Sure, but this is breaking encapsulation in a way. Rather than having
a Timer type that owns the raw pointer and is responsible for all
operations on it, a variety of callers are allowed to get the raw
pointer and interact with the bindings.

>
> >
> >>
> >>
> >> > This extends to
> >> > HrTimerPointer, which is intended to be implemented by *pointers to*
> >> > structs that embed `HrTimer`; why isn't it implemented on by the
> >> > embedder itself?
> >>
> >> Not sure what you mean here. If you refer to for instance the
> >> implementation of `HrTimerPointer for Arc<T>`, I get why you might
> >> wonder, why does `HasHrTimer::start` not take a reference instead of a
> >> pointer? We could do that, but we would just immediately break it down
> >> again in the implementation of `HasHrTimer::start`. Might still be a
> >> good idea though.
> >
> > I was trying to say that my question (which I clarified above,
> > hopefully) extends to the description and name of this trait.
> > Specifically for this trait I don't understand why its semantics are
> > described in terms of pointers rather than references (and AsRef, to
> > allow for Arc and friends).
>
> All user facing APIs use references, not pointers. The raw pointer
> interfaces are for internal use only. I don't think we would gain
> anything from using `AsRef` internally. Perhaps you could clarify a bit more?

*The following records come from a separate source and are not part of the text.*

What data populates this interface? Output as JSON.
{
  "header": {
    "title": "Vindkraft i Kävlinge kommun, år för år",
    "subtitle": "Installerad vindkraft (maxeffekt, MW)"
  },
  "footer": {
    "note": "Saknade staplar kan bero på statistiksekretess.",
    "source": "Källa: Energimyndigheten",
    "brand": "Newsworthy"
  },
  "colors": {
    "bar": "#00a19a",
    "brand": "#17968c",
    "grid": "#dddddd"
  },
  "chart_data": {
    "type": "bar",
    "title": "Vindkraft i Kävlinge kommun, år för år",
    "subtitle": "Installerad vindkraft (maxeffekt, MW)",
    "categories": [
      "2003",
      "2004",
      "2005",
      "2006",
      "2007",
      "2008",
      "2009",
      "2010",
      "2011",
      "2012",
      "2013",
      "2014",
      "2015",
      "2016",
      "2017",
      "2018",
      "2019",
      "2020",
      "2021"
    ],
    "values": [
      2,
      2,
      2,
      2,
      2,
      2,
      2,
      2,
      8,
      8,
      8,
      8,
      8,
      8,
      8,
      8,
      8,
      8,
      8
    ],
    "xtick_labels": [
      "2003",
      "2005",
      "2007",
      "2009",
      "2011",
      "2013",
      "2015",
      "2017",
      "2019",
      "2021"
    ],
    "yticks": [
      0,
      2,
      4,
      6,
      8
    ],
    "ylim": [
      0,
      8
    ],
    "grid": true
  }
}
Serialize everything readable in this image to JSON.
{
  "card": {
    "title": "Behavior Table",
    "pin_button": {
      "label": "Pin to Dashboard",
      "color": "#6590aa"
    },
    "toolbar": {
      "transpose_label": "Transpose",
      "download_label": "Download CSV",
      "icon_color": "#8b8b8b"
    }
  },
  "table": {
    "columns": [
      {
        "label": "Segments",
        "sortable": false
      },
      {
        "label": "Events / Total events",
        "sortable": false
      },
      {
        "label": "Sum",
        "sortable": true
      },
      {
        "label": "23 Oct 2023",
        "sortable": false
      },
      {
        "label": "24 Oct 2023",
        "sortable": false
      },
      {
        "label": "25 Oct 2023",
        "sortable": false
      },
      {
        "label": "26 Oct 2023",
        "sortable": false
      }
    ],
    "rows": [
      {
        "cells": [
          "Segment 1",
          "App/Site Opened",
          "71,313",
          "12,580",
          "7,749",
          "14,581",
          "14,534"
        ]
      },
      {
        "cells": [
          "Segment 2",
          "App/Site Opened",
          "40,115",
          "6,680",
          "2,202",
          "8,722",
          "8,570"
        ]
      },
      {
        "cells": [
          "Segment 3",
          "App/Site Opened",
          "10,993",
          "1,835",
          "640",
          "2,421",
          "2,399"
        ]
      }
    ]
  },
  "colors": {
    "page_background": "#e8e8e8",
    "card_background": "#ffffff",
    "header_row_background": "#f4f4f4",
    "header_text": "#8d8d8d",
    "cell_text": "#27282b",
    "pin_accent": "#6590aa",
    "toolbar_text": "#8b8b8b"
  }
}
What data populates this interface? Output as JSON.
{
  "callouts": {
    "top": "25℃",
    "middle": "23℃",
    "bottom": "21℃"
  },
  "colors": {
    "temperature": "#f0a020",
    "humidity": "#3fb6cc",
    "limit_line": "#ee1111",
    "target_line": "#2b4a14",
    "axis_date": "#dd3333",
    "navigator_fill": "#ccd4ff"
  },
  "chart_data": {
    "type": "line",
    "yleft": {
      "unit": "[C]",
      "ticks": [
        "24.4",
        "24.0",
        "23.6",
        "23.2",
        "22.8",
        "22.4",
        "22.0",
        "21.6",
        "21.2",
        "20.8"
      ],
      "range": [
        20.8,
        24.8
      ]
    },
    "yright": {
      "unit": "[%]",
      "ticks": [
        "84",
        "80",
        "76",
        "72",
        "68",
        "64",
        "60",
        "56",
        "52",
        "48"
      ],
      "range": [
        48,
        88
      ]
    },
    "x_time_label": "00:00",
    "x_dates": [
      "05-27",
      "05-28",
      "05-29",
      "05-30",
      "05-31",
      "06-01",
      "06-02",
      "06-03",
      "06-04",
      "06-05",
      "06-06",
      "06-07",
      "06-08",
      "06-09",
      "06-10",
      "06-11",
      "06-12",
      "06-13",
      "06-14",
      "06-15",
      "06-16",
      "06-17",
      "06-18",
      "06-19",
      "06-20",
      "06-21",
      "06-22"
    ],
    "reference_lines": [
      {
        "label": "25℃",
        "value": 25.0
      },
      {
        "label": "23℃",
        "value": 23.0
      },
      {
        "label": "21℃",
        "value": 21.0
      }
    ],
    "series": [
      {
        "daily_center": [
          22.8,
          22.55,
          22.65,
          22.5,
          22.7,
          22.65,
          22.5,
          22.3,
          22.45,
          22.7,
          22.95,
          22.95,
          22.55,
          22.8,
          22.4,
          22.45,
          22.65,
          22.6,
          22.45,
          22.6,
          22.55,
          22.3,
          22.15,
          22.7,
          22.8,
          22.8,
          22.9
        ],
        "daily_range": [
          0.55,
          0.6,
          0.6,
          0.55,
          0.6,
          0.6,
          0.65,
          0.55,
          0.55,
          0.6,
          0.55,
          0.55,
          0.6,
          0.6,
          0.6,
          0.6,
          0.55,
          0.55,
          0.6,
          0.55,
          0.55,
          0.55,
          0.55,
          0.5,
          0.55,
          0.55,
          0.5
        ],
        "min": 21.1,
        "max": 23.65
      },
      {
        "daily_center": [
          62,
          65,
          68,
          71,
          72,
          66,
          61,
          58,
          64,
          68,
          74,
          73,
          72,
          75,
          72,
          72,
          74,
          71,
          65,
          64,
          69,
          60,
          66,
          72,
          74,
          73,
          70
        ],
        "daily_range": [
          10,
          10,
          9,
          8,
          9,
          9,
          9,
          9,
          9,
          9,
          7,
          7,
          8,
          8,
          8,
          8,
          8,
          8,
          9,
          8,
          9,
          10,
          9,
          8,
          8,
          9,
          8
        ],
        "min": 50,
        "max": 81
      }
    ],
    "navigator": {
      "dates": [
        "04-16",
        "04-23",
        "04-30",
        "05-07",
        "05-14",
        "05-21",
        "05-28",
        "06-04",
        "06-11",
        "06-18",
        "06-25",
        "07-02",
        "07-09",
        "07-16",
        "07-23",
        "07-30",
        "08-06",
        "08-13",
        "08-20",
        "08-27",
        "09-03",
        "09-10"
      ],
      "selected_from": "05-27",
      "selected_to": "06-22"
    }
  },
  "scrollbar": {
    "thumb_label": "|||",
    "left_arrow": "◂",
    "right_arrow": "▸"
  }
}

It's hard to prove the counter-factual, I don't know exactly what the
code would look like if we went with references everywhere. It just
seems to me that we're writing quite C-like Rust here, which implies
to me that we're not leveraging the compiler as much as we could.

>
> >
> >> >
> >> > I realize we discussed this on v6, sorry for not keeping up there.
> >>
> >> No worries, it is good that we discuss this.
> >>
> >> [...]
> >>
> >> >> +
> >> >> +/// A handle representing a potentially running timer.
> >> >> +///
> >> >> +/// More than one handle representing the same timer might exist.
> >> >> +///
> >> >> +/// # Safety
> >> >> +///
> >> >> +/// When dropped, the timer represented by this handle must be cancelled, if it
> >> >> +/// is running. If the timer handler is running when the handle is dropped, the
> >> >> +/// drop method must wait for the handler to finish before returning.
> >> >
> >> > Between this comment and the comment on cancel we say "if it is
> >> > running" 3 times. Can we say it just once, on the method, and here say
> >> > that cancel must be called in Drop?
> >>
> >> Well, the comment on `cancel` is just a description of what the function
> >> does. This piece of text is a safety requirement.
> >>
> >> We could make the safety requirement for implementing the trait "Implement
> >> the methods according to their documentation". But that would not help with
> >> the drop requirement.
> >
> > My suggestion is that the safety comment read: when dropped,
> > [Self::cancel] must be called. Something like that.
>
> We don't care how the timer is canceled, it just has to be canceled. It
> does not have to be by calling `Self::cancel`.

I understand. I'm only suggesting that we could reduce the repetition a bit.